Women on the beach, fabric up your ass, salt and sand. Are your teeth sliding together, like two different types of paper or is there a small piece of sand crushed from the weight of your uneven enamel canine camels? Humpback beautiful sky. Did you buy those jeans you liked today? What did your mother say? Laugh across the universe, til’ shrink, til’ Boston, til’ stripes, fingerpainted cactus flower and mysterious juices, ice, brussel sprouts, tomato curd around the clitoris of Mother Nature and the vines of amazement or the magazines the grasshoppers enjoy reading are no longer published – At least sold at the local corner store for grasshoppers – I saw you sleeping with them on the fourth of July and they bit at you before you noticed yourself turning red. Catchphrase of community hey, you catch my flip flop! And give me a kiss. I don’t care if the neighbors watch. Let’s go outside and pierce each others ears! That’d be fun. In the woods of my life, I have found it is much easier to embrace the joy than to torture it, or puncture it with scissors, baby bag babble batch bunch bomb. Catchphrase of continuity, hey you can’t do that! -It doesn’t make sense with the economy and all. Women in the shallow, fabric slipping down your hips, better pull it up soon, salt and sand. The pattern of sand, send me to another dimension of sunbathed cheese, comforting froggy chicken shrimp larvae can you keep it to medium level of volume so the kids can sleep in the sun and make fun of the old lady who didn’t have kids but she loves wearing neon and decorating herself with tan lines; Want to be her friend and feed seagulls the appropriate foods that won’t block their esophaguses with her. I want to see my Aunt Teresa again soon, though I’ve seen her before and been there before; Want to go to Cuba with the love of my life before the apocalypse is possible, though I suppose there is always a possibility of the apocalypse happening. Uh! I can feel the truth and the truth in the truth of knowing that she feels at home in outside inside her foolish vessel, her gorgeous vessel.

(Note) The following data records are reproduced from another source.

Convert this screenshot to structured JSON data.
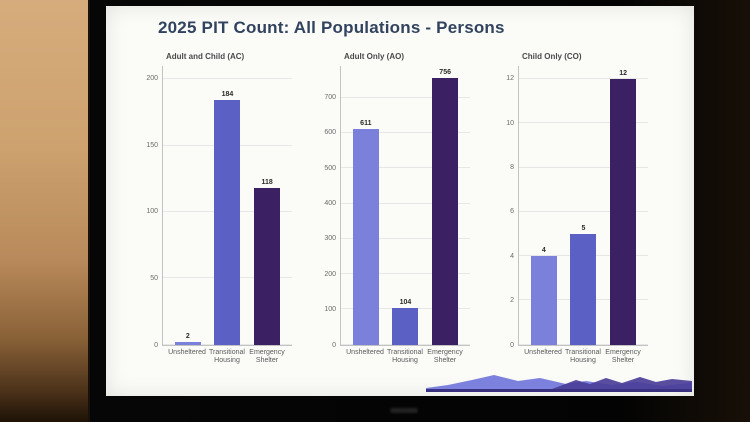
{
  "slide": {
    "title": "2025 PIT Count: All Populations - Persons",
    "title_color": "#31435e",
    "background": "#fbfbf8"
  },
  "photo": {
    "wall_color": "#cda26f",
    "bezel_color": "#060606"
  },
  "bar_colors": [
    "#7b80da",
    "#5a60c4",
    "#3b2064"
  ],
  "colors": {
    "unsheltered": "#7b80da",
    "transitional_housing": "#5a60c4",
    "emergency_shelter": "#3b2064",
    "mountain_light": "#7d81de",
    "mountain_dark": "#4a3e97",
    "mountain_base": "#3a3280"
  },
  "chart_data": [
    {
      "type": "bar",
      "title": "Adult and Child (AC)",
      "categories": [
        "Unsheltered",
        "Transitional Housing",
        "Emergency Shelter"
      ],
      "values": [
        2,
        184,
        118
      ],
      "ylim": [
        0,
        210
      ],
      "ticks": [
        0,
        50,
        100,
        150,
        200
      ],
      "grid": true,
      "legend": "none"
    },
    {
      "type": "bar",
      "title": "Adult Only (AO)",
      "categories": [
        "Unsheltered",
        "Transitional Housing",
        "Emergency Shelter"
      ],
      "values": [
        611,
        104,
        756
      ],
      "ylim": [
        0,
        790
      ],
      "ticks": [
        0,
        100,
        200,
        300,
        400,
        500,
        600,
        700
      ],
      "grid": true,
      "legend": "none"
    },
    {
      "type": "bar",
      "title": "Child Only (CO)",
      "categories": [
        "Unsheltered",
        "Transitional Housing",
        "Emergency Shelter"
      ],
      "values": [
        4,
        5,
        12
      ],
      "ylim": [
        0,
        12.6
      ],
      "ticks": [
        0,
        2,
        4,
        6,
        8,
        10,
        12
      ],
      "grid": true,
      "legend": "none"
    }
  ]
}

The sky is pale until it is not, feed the flesh and prevent the Earth’s rot. Water the plants with the fruits of the ocean and understand the land better than it may understand you – Reciprocity, baby; Talk to wind and water of absolute reality, natural disorder, natural inertia of harmony, t-shirted nirvana, the curse of a Nirvana t-shirt, salt bath, bath salt, getting cashback of bananas for the lower of a pre-packaged water bottle with no name, for one, one double step, one triple step, one two three four fuck me jab me poke me with your firepoker, speak a rhyme in a world of non-rhymers and eat lesbian chocolate cake by the piers and let me know what it conjured in your bleached denim mind. I’m coming back to standing by my forlorn teacher. We let our mouths fall open wide and unformed unrehearsed sounds spill out; Mallets, brooms, broomsticks, stickshifts, umbrellas, billings; Bridge bridge bridge, troubled water, rocky water, wooden water. Absolute reality is and isn’t anything special. How am I going to walk around with a head full of cemented prejudices and unwavering waves of at will or to begin with? It is the temporary lust of the divine actors and gods and practitioners and chiropractors of bacon egg and cheese. Atlantic Beach: June Thirteenth; The polish on the toes of my left foot shade velvet – bright light vanilla purples. A bird pecks at the underwing area of itself. Hi, second bird. The liquid church crunch of the low tides tell me it makes no use or sense worrying about the way the currents are moving, energies I’ll exert moving in an opposite directorial positional directional frightful time consuming shrapnel days and days worth of training in inhibition. Young man in the turkey blue shirt to my left, blowhole your way over to the old man in the darker blue shirt on my right, half a mile West of the first catch of the day. I sit still as a median of their distances; In red, green, and turquoise. Fleets of shells giggle and pee themselves under my snowy whitey sandy feets, sensitive and insecure of flatness and my waist’s desire to remove its vastness, yet if the ocean were to do that there’d be no homes for seahorses. Why did I ever go to the land of horns and taxis? I’m not pruned by the waters pressing at the surface of the world and I’m not burnt from the sun.
I am no more and no less. You are south of here, and also here with me. There does exist the genetic information of
the world at some point to some extent, spread as fresh ashes do spread through the sands of the submerging and
emerging at shore’s breakage of mundane to what makes a man.